I. Hardware Architecture Design

‌Core Platform Selection‌
- Adopting the RK3568 quad-core Cortex-A55 processor (main frequency 2.0GHz), integrating Mali-G52 GPU and 1TOPS NPU, to meet multi-protocol parsing and edge computing requirements8.
- Equipped with 4GB LPDDR4 memory + 32GB eMMC storage, supporting the execution of complex control programs and data caching.
‌CAN Bus Expansion Scheme‌
- ‌Native Interfaces‌: Utilizing the RK3568's built-in dual CAN FD controllers (supporting 1Mbps speed) to achieve 2 high-speed CAN channels8.
- ‌Expansion Interfaces‌: Adding PCIe-to-CAN modules (e.g., PCAN-PCIe FD quad-channel card), or connecting multiple MCP2518FD controller chips via SPI bus to expand the remaining 6 CAN 2.0B interfaces38.
- ‌Isolation Protection‌: Each CAN interface is configured with an ADM3053 isolated transceiver, supporting ±36V bus withstand voltage and 15kV ESD protection, adapting to industrial electromagnetic interference environments8.

II. Software Protocol Stack Implementation

‌Real-time Operating System‌
- Deploying Linux 5.10 kernel + Xenomai real-time patch, with task response latency <10μs, meeting the hard real-time requirements for servo control and PLC logic execution37.
- Enabling the CAN subsystem (SocketCAN framework), configuring multi-channel virtual CAN network namespaces to achieve independent management of 8 CAN channels7.
‌PLC Runtime Environment‌
- Integrating CODESYS Control Runtime for Linux ARM, supporting IEC 61131-3 standard programming (Ladder Diagram/Structured Text)45.
- Loading the CANopen Manager protocol stack, defining node PDO/SDO mapping via EDS files to enable interaction with 8-channel CAN bus devices5.
‌Communication Scheduling Optimization‌

cCopy Code

// CAN数据接收线程配置示例（Xenomai实时域） RT_TASK can_rx_task; void can_rx_handler(void *arg) { struct can_frame frame; while (1) { int nbytes = read(can_sock, &frame, sizeof(frame)); if (nbytes > 0) { // 实时处理CAN帧并触发PLC任务 codesys_trigger_plc_task(frame.can_id, frame.data); } } }
- Assigning independent receive threads for each CAN channel, with higher priority than non-real-time tasks7.

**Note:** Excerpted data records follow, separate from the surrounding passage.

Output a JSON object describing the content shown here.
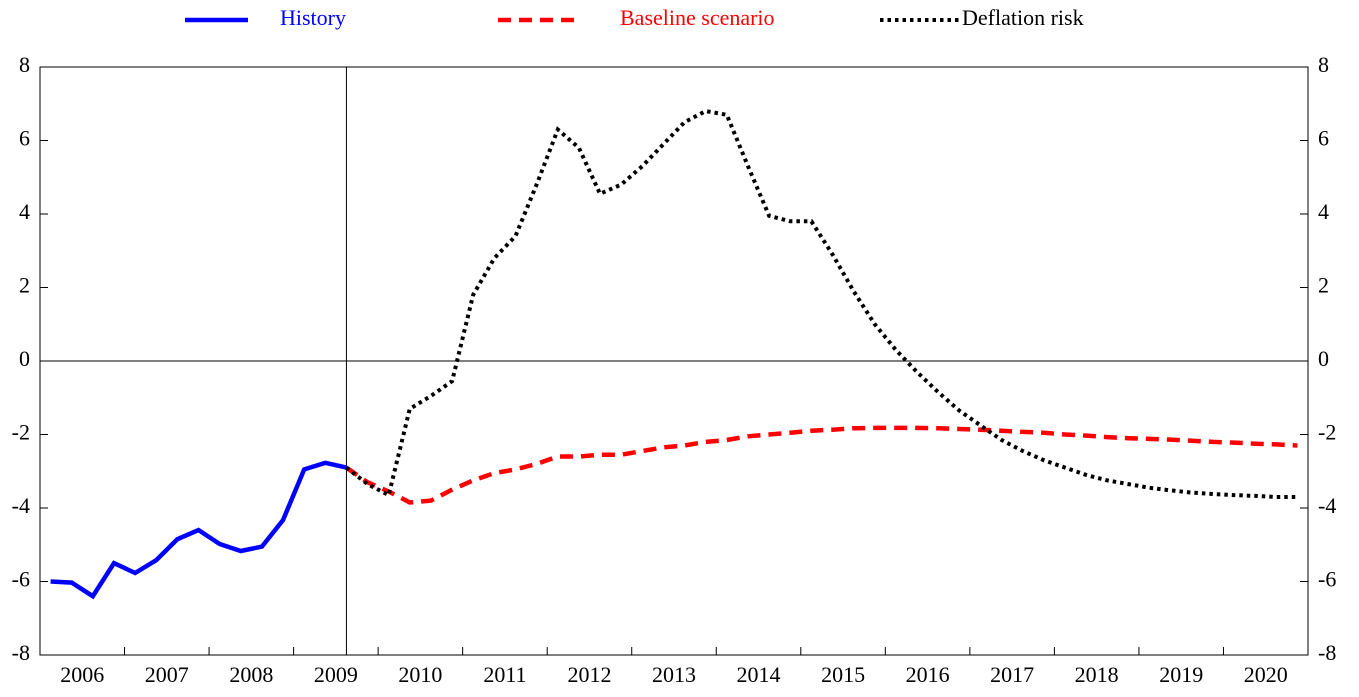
{
  "chart_data": {
    "type": "line",
    "x": [
      2006.125,
      2006.375,
      2006.625,
      2006.875,
      2007.125,
      2007.375,
      2007.625,
      2007.875,
      2008.125,
      2008.375,
      2008.625,
      2008.875,
      2009.125,
      2009.375,
      2009.625,
      2009.875,
      2010.125,
      2010.375,
      2010.625,
      2010.875,
      2011.125,
      2011.375,
      2011.625,
      2011.875,
      2012.125,
      2012.375,
      2012.625,
      2012.875,
      2013.125,
      2013.375,
      2013.625,
      2013.875,
      2014.125,
      2014.375,
      2014.625,
      2014.875,
      2015.125,
      2015.375,
      2015.625,
      2015.875,
      2016.125,
      2016.375,
      2016.625,
      2016.875,
      2017.125,
      2017.375,
      2017.625,
      2017.875,
      2018.125,
      2018.375,
      2018.625,
      2018.875,
      2019.125,
      2019.375,
      2019.625,
      2019.875,
      2020.125,
      2020.375,
      2020.625,
      2020.875
    ],
    "series": [
      {
        "name": "History",
        "color": "#0000ff",
        "style": "solid",
        "values": [
          -6.0,
          -6.03,
          -6.4,
          -5.5,
          -5.77,
          -5.42,
          -4.85,
          -4.6,
          -4.98,
          -5.17,
          -5.05,
          -4.33,
          -2.95,
          -2.77,
          -2.9,
          null,
          null,
          null,
          null,
          null,
          null,
          null,
          null,
          null,
          null,
          null,
          null,
          null,
          null,
          null,
          null,
          null,
          null,
          null,
          null,
          null,
          null,
          null,
          null,
          null,
          null,
          null,
          null,
          null,
          null,
          null,
          null,
          null,
          null,
          null,
          null,
          null,
          null,
          null,
          null,
          null,
          null,
          null,
          null,
          null
        ]
      },
      {
        "name": "Baseline scenario",
        "color": "#ff0000",
        "style": "dashed",
        "values": [
          null,
          null,
          null,
          null,
          null,
          null,
          null,
          null,
          null,
          null,
          null,
          null,
          null,
          null,
          -2.9,
          -3.3,
          -3.55,
          -3.85,
          -3.8,
          -3.5,
          -3.25,
          -3.05,
          -2.95,
          -2.8,
          -2.6,
          -2.6,
          -2.55,
          -2.55,
          -2.45,
          -2.35,
          -2.3,
          -2.2,
          -2.15,
          -2.05,
          -2.0,
          -1.95,
          -1.9,
          -1.87,
          -1.83,
          -1.82,
          -1.82,
          -1.82,
          -1.83,
          -1.85,
          -1.87,
          -1.9,
          -1.93,
          -1.95,
          -2.0,
          -2.03,
          -2.07,
          -2.1,
          -2.12,
          -2.14,
          -2.17,
          -2.2,
          -2.22,
          -2.25,
          -2.27,
          -2.3
        ]
      },
      {
        "name": "Deflation risk",
        "color": "#000000",
        "style": "dotted",
        "values": [
          null,
          null,
          null,
          null,
          null,
          null,
          null,
          null,
          null,
          null,
          null,
          null,
          null,
          null,
          -2.9,
          -3.35,
          -3.65,
          -1.3,
          -0.95,
          -0.55,
          1.8,
          2.8,
          3.4,
          4.8,
          6.3,
          5.8,
          4.55,
          4.8,
          5.3,
          5.9,
          6.5,
          6.8,
          6.7,
          5.3,
          3.95,
          3.8,
          3.8,
          2.9,
          1.9,
          1.0,
          0.3,
          -0.3,
          -0.85,
          -1.35,
          -1.75,
          -2.15,
          -2.45,
          -2.7,
          -2.9,
          -3.1,
          -3.25,
          -3.35,
          -3.45,
          -3.52,
          -3.58,
          -3.62,
          -3.65,
          -3.67,
          -3.7,
          -3.7
        ]
      }
    ],
    "xlim": [
      2006,
      2021
    ],
    "xticks": [
      {
        "value": 2006.5,
        "label": "2006"
      },
      {
        "value": 2007.5,
        "label": "2007"
      },
      {
        "value": 2008.5,
        "label": "2008"
      },
      {
        "value": 2009.5,
        "label": "2009"
      },
      {
        "value": 2010.5,
        "label": "2010"
      },
      {
        "value": 2011.5,
        "label": "2011"
      },
      {
        "value": 2012.5,
        "label": "2012"
      },
      {
        "value": 2013.5,
        "label": "2013"
      },
      {
        "value": 2014.5,
        "label": "2014"
      },
      {
        "value": 2015.5,
        "label": "2015"
      },
      {
        "value": 2016.5,
        "label": "2016"
      },
      {
        "value": 2017.5,
        "label": "2017"
      },
      {
        "value": 2018.5,
        "label": "2018"
      },
      {
        "value": 2019.5,
        "label": "2019"
      },
      {
        "value": 2020.5,
        "label": "2020"
      }
    ],
    "ylim": [
      -8,
      8
    ],
    "yticks": [
      -8,
      -6,
      -4,
      -2,
      0,
      2,
      4,
      6,
      8
    ],
    "reference_lines": {
      "x": 2009.625,
      "y": 0
    },
    "legend": "top"
  }
}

III. Typical Application Scenarios

‌Multi-axis Motion Control‌
- Connecting 8 servo drives (e.g., Delta ASDA-B3 series) via CANopen to achieve electronic gear/cam synchronization control, with synchronization accuracy of ±0.01mm34.
‌Industrial Equipment Networking‌
- Acting as a PLC master station, managing 200+ IO nodes (e.g., DI/DO modules, temperature sensors) on 8 CAN buses, with a scan cycle ≤5ms8.
‌Edge Computing Integration‌
- Utilizing the NPU to run the YOLOv5-tiny model, sending visual inspection results to the robotic arm controller via the CAN bus, with end-to-end latency <50ms68.

IV. Performance Parameter Comparison

This solution, through hardware expansion and software optimization, achieves high-density CAN bus access capability, while meeting the real-time and reliability requirements of industrial control scenarios35.